Ela esperou obedientemente, sem fazer barulho ou escândalo.
A jovem professora perguntou com delicadeza: "Lourdes, está cansada de ficar em pé? Quer que a professora te pegue no colo?"
A pequena Lourdes levantou o rostinho redondo e branquinho, parecendo uma coxinha fofinha. Quando sorriu, seus grandes olhos viraram duas luas crescentes e mostrou uma fileira de dentes branquinhos: "Não precisa me pegar no colo, professora. Se você me pegar, vai ficar cansada também."
A professora quase se derreteu de tanto encanto por Lourdes.

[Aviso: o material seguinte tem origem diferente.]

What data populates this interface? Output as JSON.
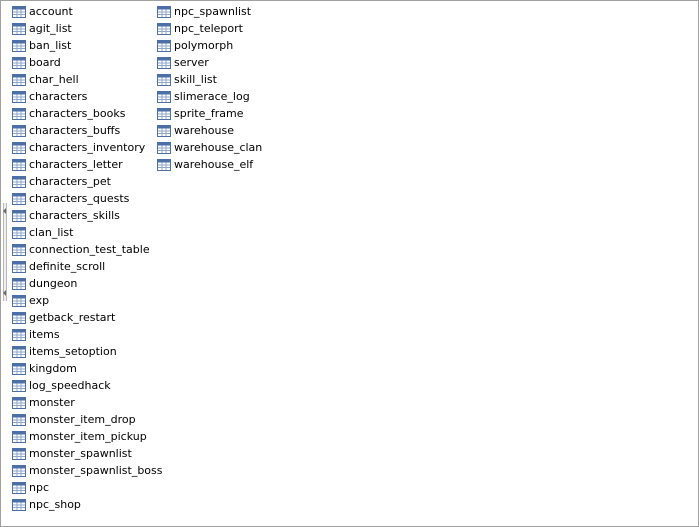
{
  "table_list": {
    "icon": "table-icon",
    "columns": [
      [
        "account",
        "agit_list",
        "ban_list",
        "board",
        "char_hell",
        "characters",
        "characters_books",
        "characters_buffs",
        "characters_inventory",
        "characters_letter",
        "characters_pet",
        "characters_quests",
        "characters_skills",
        "clan_list",
        "connection_test_table",
        "definite_scroll",
        "dungeon",
        "exp",
        "getback_restart",
        "items",
        "items_setoption",
        "kingdom",
        "log_speedhack",
        "monster",
        "monster_item_drop",
        "monster_item_pickup",
        "monster_spawnlist",
        "monster_spawnlist_boss",
        "npc",
        "npc_shop"
      ],
      [
        "npc_spawnlist",
        "npc_teleport",
        "polymorph",
        "server",
        "skill_list",
        "slimerace_log",
        "sprite_frame",
        "warehouse",
        "warehouse_clan",
        "warehouse_elf"
      ]
    ]
  },
  "colors": {
    "icon_header": "#4d6fa8",
    "icon_grid": "#8fa6c9",
    "icon_cell": "#ffffff",
    "border": "#a0a0a0"
  }
}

Seu coração se encheu de carinho e ela pensou consigo mesma: Ah, Lourdes é mesmo muito fofa e tão compreensiva. Não é à toa que é filha do diretor do Grupo Silva.
Nesse momento, uma mulher apareceu de repente diante de Lourdes. O olhar dela era insano e, sem dar chance de reação, agarrou Lourdes com força, apertando-a nos braços e dizendo palavras confusas: "Selena, minha Selena, você estava esperando a mamãe, não estava? A mamãe vai te levar para casa agora."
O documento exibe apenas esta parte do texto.